Any kind of chromatographic column can benefit from the use of an upstream dampener. The use of a dampener is particularly beneficial for SEC chromatographic columns. Size exclusion chromatography (SEC) utilizes a stationary phase material with a size-based affinity for the analyte. In some embodiments, the stationary phase material comprises porous particles having a surface, wherein at least some substantial portion thereof is modified with a hydroxy-terminated polyethylene glycol (PEG). The modified porous particles may be silica or inorganic-organic hybrid particles. A particularly suitable hydroxy-terminated PEG modified porous particle is that described in U.S. patent application Ser. No. 17/502,483 to DeLano et al. (US 2022-0118443, published Apr. 21, 2022), and Ser. No. 17/477,340 to Sarisozen et al. (US 2022-0080388 published Mar. 17, 2022), each of which is incorporated herein by reference in its entirety and for all purposes. An exemplary SEC chromatographic column is an XBridge™ BEH™ 450 Å 2.5 μm Premier GTx Column 4.6×150 mm (available from Waters Technologies Corporation).


For use in SEC, generally, the stationary phase will be immobilized in a housing having a wall defining a chamber, for example, a column having an interior for accepting the stationary phase. Such columns will have a length and a diameter. In some embodiments, the length of the column is about 300 mm. In some embodiments, the length of the column is about 150 mm. In some embodiments, the length of the column is less than about 300 mm, less than about 150 mm, less than about 100 mm, or less than about 50 mm. In some embodiments, the length of the column is about 50 mm, about 30 mm, about 20 mm, or about 10 mm. In some embodiments, the column has a bore size of about 4.6 mm inside diameter (i.d.). In some embodiments, the column has a bore size of greater than 4.6 mm i.d. In some embodiments, the column has a bore size of about 7.8 mm i.d. In some embodiments, the column has a bore size of greater than 7.8 mm i.d.

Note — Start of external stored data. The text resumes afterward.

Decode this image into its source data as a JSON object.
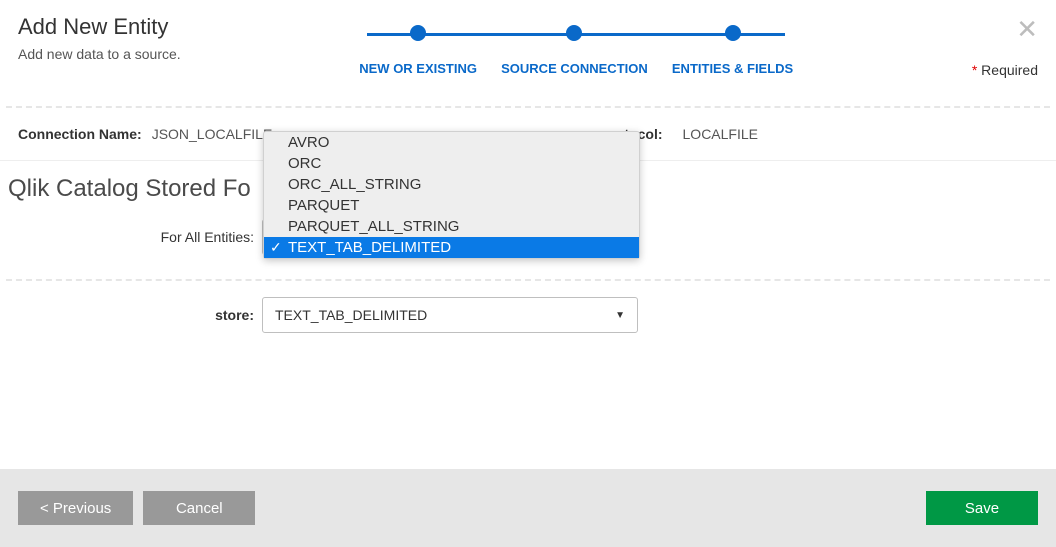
{
  "header": {
    "title": "Add New Entity",
    "subtitle": "Add new data to a source.",
    "required_label": "Required"
  },
  "stepper": {
    "steps": [
      {
        "label": "NEW OR EXISTING"
      },
      {
        "label": "SOURCE CONNECTION"
      },
      {
        "label": "ENTITIES & FIELDS"
      }
    ]
  },
  "connection": {
    "name_label": "Connection Name:",
    "name_value": "JSON_LOCALFILE_",
    "protocol_label_suffix": "rotocol:",
    "protocol_value": "LOCALFILE"
  },
  "section": {
    "title": "Qlik Catalog Stored Fo"
  },
  "form": {
    "all_entities_label": "For All Entities:",
    "store_label": "store:",
    "store_value": "TEXT_TAB_DELIMITED"
  },
  "dropdown": {
    "options": [
      "AVRO",
      "ORC",
      "ORC_ALL_STRING",
      "PARQUET",
      "PARQUET_ALL_STRING",
      "TEXT_TAB_DELIMITED"
    ],
    "selected_index": 5
  },
  "footer": {
    "previous": "< Previous",
    "cancel": "Cancel",
    "save": "Save"
  }
}
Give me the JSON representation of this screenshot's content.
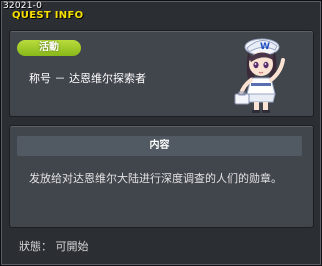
{
  "quest": {
    "id": "32021-0",
    "window_title": "QUEST INFO",
    "badge": "活動",
    "name": "称号 － 达恩维尔探索者",
    "section_title": "内容",
    "description": "发放给对达恩维尔大陆进行深度调查的人们的勋章。",
    "status": "狀態： 可開始"
  },
  "colors": {
    "accent_title": "#f7e000",
    "badge_green": "#9ccb24",
    "panel_bg": "#41454c"
  },
  "icons": [
    "npc-character-icon"
  ]
}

In some embodiments, the column has a bore size of greater than about 4 mm i.d., greater than about 5 mm i.d., greater than about 6 mm i.d., or greater than about 7 mm i.d.

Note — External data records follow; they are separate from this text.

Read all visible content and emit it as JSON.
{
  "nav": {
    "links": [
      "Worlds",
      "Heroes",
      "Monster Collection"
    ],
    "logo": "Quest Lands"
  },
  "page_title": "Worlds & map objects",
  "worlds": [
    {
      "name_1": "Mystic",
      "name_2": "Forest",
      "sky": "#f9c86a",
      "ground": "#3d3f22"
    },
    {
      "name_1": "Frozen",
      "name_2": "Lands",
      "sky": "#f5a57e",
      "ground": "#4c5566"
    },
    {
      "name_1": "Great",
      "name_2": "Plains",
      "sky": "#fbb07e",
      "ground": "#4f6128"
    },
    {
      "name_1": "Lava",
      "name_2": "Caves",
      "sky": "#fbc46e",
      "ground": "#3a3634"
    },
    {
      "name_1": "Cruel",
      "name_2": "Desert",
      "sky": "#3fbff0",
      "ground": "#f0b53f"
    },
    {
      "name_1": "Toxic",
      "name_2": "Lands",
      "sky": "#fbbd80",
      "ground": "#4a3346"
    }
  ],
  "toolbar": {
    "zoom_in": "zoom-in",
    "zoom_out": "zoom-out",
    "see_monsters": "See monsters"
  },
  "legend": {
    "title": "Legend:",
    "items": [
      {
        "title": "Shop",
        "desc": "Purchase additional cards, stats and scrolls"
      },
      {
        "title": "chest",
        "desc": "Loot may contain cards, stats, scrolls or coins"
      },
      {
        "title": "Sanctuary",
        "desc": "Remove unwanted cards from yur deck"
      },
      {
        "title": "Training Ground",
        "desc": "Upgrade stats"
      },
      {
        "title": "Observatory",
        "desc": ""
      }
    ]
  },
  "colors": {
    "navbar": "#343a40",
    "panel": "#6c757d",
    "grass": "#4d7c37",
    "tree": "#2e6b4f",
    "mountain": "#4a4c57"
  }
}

The chromatographic method generally comprises contacting a sample containing at least one analyte with an immobilized stationary phase material as described herein (e.g., in an SEC chromatographic column as described herein), flowing a mobile phase through the stationary phase material for a period of time; and eluting the at least one analyte from the immobilized stationary phase in the mobile phase.


The method disclosed herein utilizes a sample containing at least one analyte such as a macromolecule or biological polymer. In some embodiments, the biological polymer is a nucleic acid (e.g., RNA, DNA, oligonucleotide), protein (e.g., fusion protein), peptide, antibody (e.g., monoclonal antibody (mAb)), antibody-drug conjugate (ADC), polysaccharides, virus, virus-like particle, viral vector (e.g., gene therapy viral vector, adeno-associated viral vector), biosimilar, or any combination thereof. In some embodiments, the at least one analyte comprises a nucleic acid which is an RNA, such as mRNA. In some embodiments, the analyte is a protein-free RNA.

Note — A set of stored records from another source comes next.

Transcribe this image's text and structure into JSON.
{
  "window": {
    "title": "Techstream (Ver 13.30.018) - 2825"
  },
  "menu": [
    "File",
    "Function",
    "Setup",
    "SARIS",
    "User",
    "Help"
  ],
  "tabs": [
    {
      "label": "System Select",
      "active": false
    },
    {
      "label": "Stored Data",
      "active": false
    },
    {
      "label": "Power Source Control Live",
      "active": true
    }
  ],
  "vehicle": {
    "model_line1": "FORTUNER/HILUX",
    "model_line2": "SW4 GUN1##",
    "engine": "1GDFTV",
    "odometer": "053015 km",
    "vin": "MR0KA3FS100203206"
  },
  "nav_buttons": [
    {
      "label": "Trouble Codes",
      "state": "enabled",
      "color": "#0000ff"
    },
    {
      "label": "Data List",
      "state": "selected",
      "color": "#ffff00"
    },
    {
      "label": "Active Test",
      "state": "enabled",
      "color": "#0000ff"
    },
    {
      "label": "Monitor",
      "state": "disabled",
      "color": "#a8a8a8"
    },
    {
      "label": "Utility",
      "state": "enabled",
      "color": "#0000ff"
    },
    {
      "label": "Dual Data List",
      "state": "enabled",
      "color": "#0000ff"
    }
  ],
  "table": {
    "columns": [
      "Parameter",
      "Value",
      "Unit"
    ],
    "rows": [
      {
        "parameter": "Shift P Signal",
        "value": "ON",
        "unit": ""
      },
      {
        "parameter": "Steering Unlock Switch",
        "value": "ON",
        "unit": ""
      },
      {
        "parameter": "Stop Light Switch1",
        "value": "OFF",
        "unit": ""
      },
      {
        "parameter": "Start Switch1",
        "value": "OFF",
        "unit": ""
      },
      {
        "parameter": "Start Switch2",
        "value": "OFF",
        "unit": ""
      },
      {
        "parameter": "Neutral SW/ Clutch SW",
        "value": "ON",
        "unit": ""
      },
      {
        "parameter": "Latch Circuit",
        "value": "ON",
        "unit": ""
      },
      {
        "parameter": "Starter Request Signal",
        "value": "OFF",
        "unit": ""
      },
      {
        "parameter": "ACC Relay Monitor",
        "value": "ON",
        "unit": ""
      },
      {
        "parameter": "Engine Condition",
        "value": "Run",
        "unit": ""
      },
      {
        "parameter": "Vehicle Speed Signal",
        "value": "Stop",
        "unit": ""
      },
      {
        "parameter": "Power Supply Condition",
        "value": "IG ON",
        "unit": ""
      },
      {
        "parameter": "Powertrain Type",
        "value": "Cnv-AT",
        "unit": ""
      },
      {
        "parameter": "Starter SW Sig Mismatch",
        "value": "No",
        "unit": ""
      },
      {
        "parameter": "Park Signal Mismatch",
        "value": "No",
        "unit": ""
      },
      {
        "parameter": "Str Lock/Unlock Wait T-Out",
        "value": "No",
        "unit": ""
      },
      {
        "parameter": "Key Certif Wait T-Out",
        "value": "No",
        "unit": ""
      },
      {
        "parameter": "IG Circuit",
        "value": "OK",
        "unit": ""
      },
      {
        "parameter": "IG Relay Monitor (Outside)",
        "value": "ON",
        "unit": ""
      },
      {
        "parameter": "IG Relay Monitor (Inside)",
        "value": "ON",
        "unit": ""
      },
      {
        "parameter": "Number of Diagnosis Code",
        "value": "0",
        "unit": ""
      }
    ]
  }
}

The method for performing SEC as disclosed herein comprises flowing a mobile phase through an immobilized stationary phase as described herein for a period of time. The mobile phase generally comprises water, an organic co-solvent, a buffer, and optionally one or more salts. In certain specific embodiments, the mobile phase and, optionally the sample, are provided by a high-performance liquid chromatography (HPLC) system.


Buffers serve to control the ionic strength and the pH of the mobile phase. Many different substances may be used as buffers depending on the nature of the analyte. Non-limiting examples of suitable buffers include phosphates, tris (hydroxymethyl) aminomethane, and acetates. In some embodiments, the buffer comprises phosphate. In some embodiments, the buffer comprises acetate. In some embodiments, the buffer is ammonium acetate. In some embodiments, the buffer is an alkali metal phosphate. In some embodiments, the buffer is a sodium or potassium phosphate. In some embodiments, the buffer is sodium phosphate monobasic, sodium phosphate dibasic, or a combination thereof.


The concentration of the buffer may vary depending on the desired pH and ionic strength of the mobile phase. In some embodiments, the buffer is present at a concentration from about 5 to about 500 mM, such as from about 5, about 10, about 20, about 20, about 40, about 50, about 60, about 70, about 80, about 90, or about 100 mM, to about 200, about 300, about 400, or about 500 mM.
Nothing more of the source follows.